Kein Grund dafür, dass die Reform nicht vorankommt, findet Wolfgang Rust. Er ist Geschäftsführer der Gesellschaft für Seelische Gesundheit beim Arbeiter-Samariterbund. Als Hemmschuh bezeichnete Rust die Leitung des KBO. Bundesweit seien fortschrittliche Modellprojekte in der Regel auf Initiativen von engagierten Klinikärzten entstanden. In Bremen beteilige sich die Leitung des KBO nur sehr zögerlich an der Verbesserung der Psychiatrie. Zu ihrem Ziel, psychisch Kranke künftig zu Hause aufzusuchen und so Krisen vorzubeugen, passe nicht, "dass die Klinik neuerdings Behandlungen für spezielle Probleme anbietet", so Rust. Man könne entweder die Klinikversorgung ausbauen oder die Behandlungen auslagern. Von der Senatorin, die auch Aufsichtsratsvorsitzende der Geno ist, verlangt er mehr Einsatz: "Da ist eine gewisse Zufriedenheit mit dem Prozess, die ich nicht nachvollziehen kann", monierte Rust und verwies auf die Forderung des Landesbehindertenbeauftragten, für psychisch kranke Menschen aufsuchende Hilfe zu schaffen und sie in die Lage zu versetzen, am öffentlichen Leben teilzuhaben.
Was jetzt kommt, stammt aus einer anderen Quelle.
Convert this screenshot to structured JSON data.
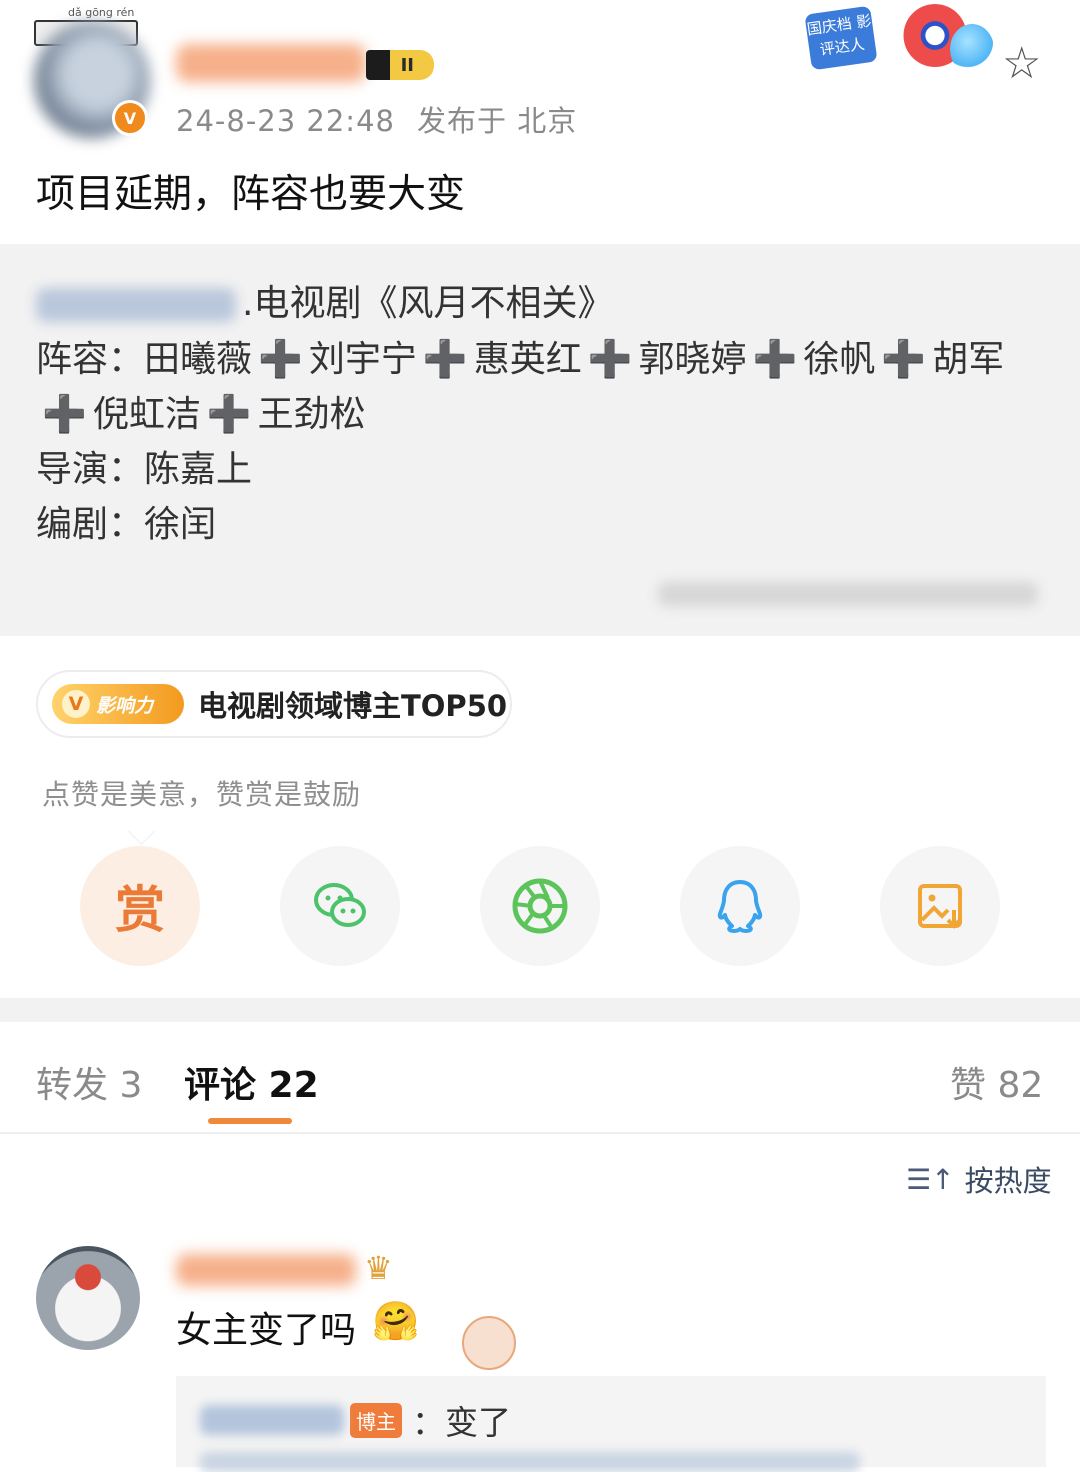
{
  "header": {
    "deco_pinyin": "dǎ gōng rén",
    "rank_badge": "II",
    "timestamp": "24-8-23 22:48",
    "location": "发布于 北京",
    "banner_text": "国庆档 影评达人"
  },
  "post": {
    "text": "项目延期，阵容也要大变"
  },
  "repost": {
    "title": ".电视剧《风月不相关》",
    "cast_label": "阵容：",
    "cast": [
      "田曦薇",
      "刘宇宁",
      "惠英红",
      "郭晓婷",
      "徐帆",
      "胡军",
      "倪虹洁",
      "王劲松"
    ],
    "plus": "➕",
    "director_label": "导演：",
    "director": "陈嘉上",
    "writer_label": "编剧：",
    "writer": "徐闰"
  },
  "influence": {
    "tag": "影响力",
    "tag_letter": "V",
    "text": "电视剧领域博主TOP50"
  },
  "reward_tip": "点赞是美意，赞赏是鼓励",
  "share": {
    "reward_label": "赏",
    "icons": [
      "wechat-icon",
      "moments-icon",
      "qq-icon",
      "save-image-icon"
    ]
  },
  "tabs": {
    "repost": "转发 3",
    "comments": "评论 22",
    "likes": "赞 82"
  },
  "sort": {
    "label": "按热度"
  },
  "comment": {
    "text": "女主变了吗",
    "emoji": "🤗",
    "reply_badge": "博主",
    "reply_text": "：变了"
  },
  "colors": {
    "accent": "#ef8a3a",
    "reward_bg": "#fdeee4",
    "repost_bg": "#f2f2f2"
  }
}
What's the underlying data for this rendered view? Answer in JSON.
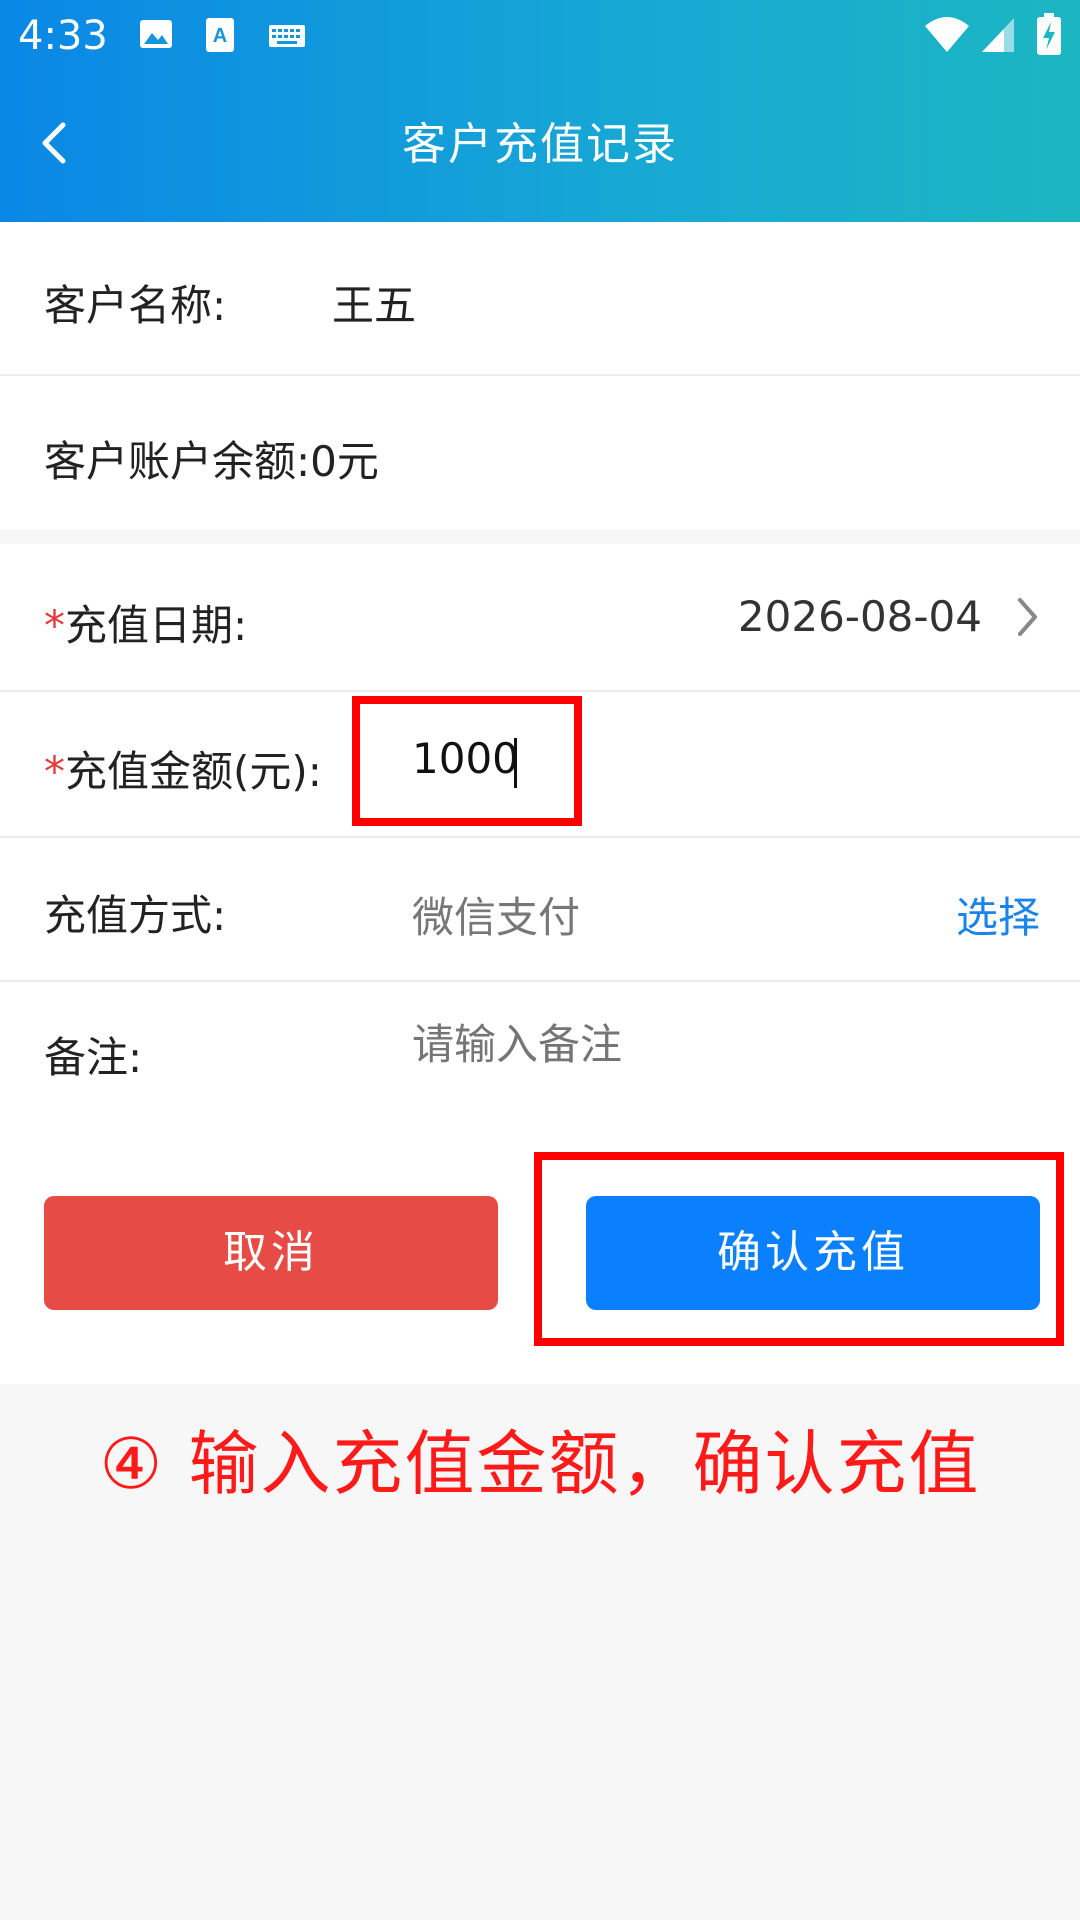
{
  "status": {
    "time": "4:33"
  },
  "header": {
    "title": "客户充值记录"
  },
  "customer": {
    "name_label": "客户名称:",
    "name_value": "王五",
    "balance_label": "客户账户余额:0元"
  },
  "form": {
    "required_mark": "*",
    "date_label": "充值日期:",
    "date_value": "2026-08-04",
    "amount_label": "充值金额(元):",
    "amount_value": "1000",
    "method_label": "充值方式:",
    "method_value": "微信支付",
    "method_select": "选择",
    "note_label": "备注:",
    "note_placeholder": "请输入备注"
  },
  "buttons": {
    "cancel": "取消",
    "confirm": "确认充值"
  },
  "annotation": {
    "text": "④ 输入充值金额，确认充值"
  },
  "colors": {
    "header_gradient_start": "#0a87e6",
    "header_gradient_end": "#1cb6c2",
    "cancel_button": "#e64c45",
    "confirm_button": "#0a80ff",
    "highlight": "#ff0000",
    "link": "#1a84e8"
  },
  "icons": {
    "back": "chevron-left-icon",
    "image": "image-icon",
    "font": "font-a-icon",
    "keyboard": "keyboard-icon",
    "wifi": "wifi-icon",
    "signal": "signal-icon",
    "battery": "battery-charging-icon",
    "date_arrow": "chevron-right-icon"
  }
}
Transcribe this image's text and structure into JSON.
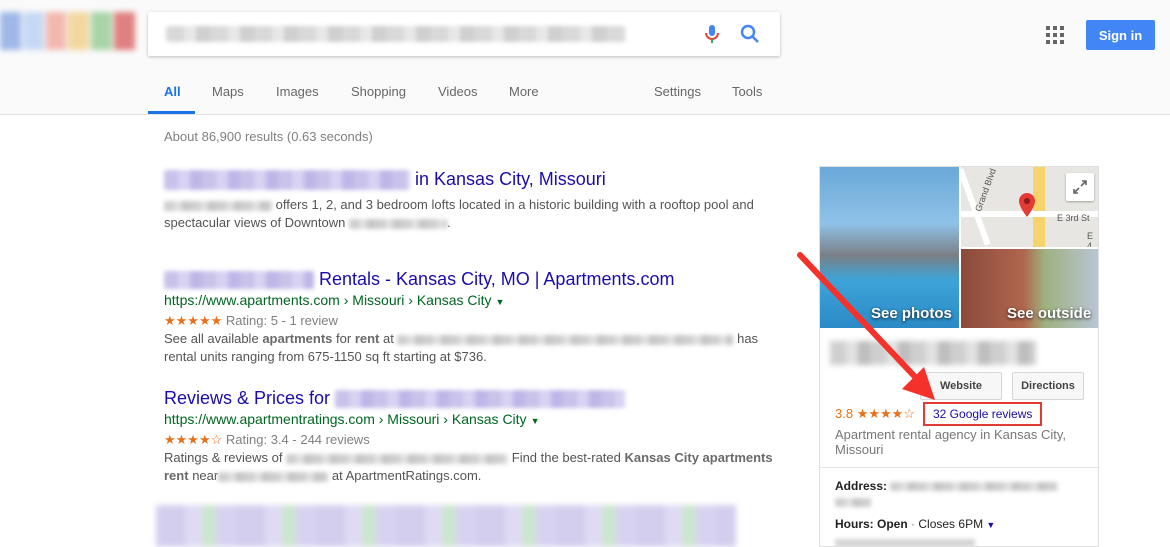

Geno plant Erweiterungsbau
Hans-Georg Güse, Berater der Firma Mediconsult, belegte mit Zahlen des Statistischen Bundesamtes, dass von Reform keine Rede sein kann: Mit 110 Betten pro 100.000 Einwohner gebe es so viele Klinikplätze wie in keinem anderen Bundesland. "Da ist Bremen einsame Spitze. Alle anderen Länder liegen deutlich darunter." Während sich in anderen Städten die Dauer von psychischen Erkrankungen reduziere, stabilisiere sie sich in Bremen. Im Wirtschaftsplan des Klinikverbundes Gesundheit Nord (Geno) nehme die Anzahl der vollstationären Plätze zu. Dass sich die Klinikleitung intensiv um einen Erweiterungsbau bemühe, passe nicht zu ihrer Aussage, Patienten künftig zu Hause behandeln zu wollen. Güse geht davon aus, dass die Geno so ihre Einnahmen sichern will. "Und ich glaube, die Politik kann sich gegenüber dieser Praxis nicht durchsetzen."
Der Direktor des Zentrums für psychosoziale Medizin am KBO, Jens Reimer, verteidigte die Politik der Geno. Die Versorgung im häuslichen Umfeld der Patienten zu stärken, sei auch für die Klinikleitung essenziell. Doch dafür müssten auch die Rahmenbedingungen stimmen, sagte er, ohne Details zu nennen. Die Zahlen des Statistischen Bundesamtes seien schlichtweg falsch. "Es gab nur einen geringen Bettenzuwachs in Bremen und der geht nicht auf die Geno zurück", so Reimer. Das KBO behandle heute viel mehr Patienten ambulant als noch vor Jahren und nutze mehr Plätze in den Tageskliniken.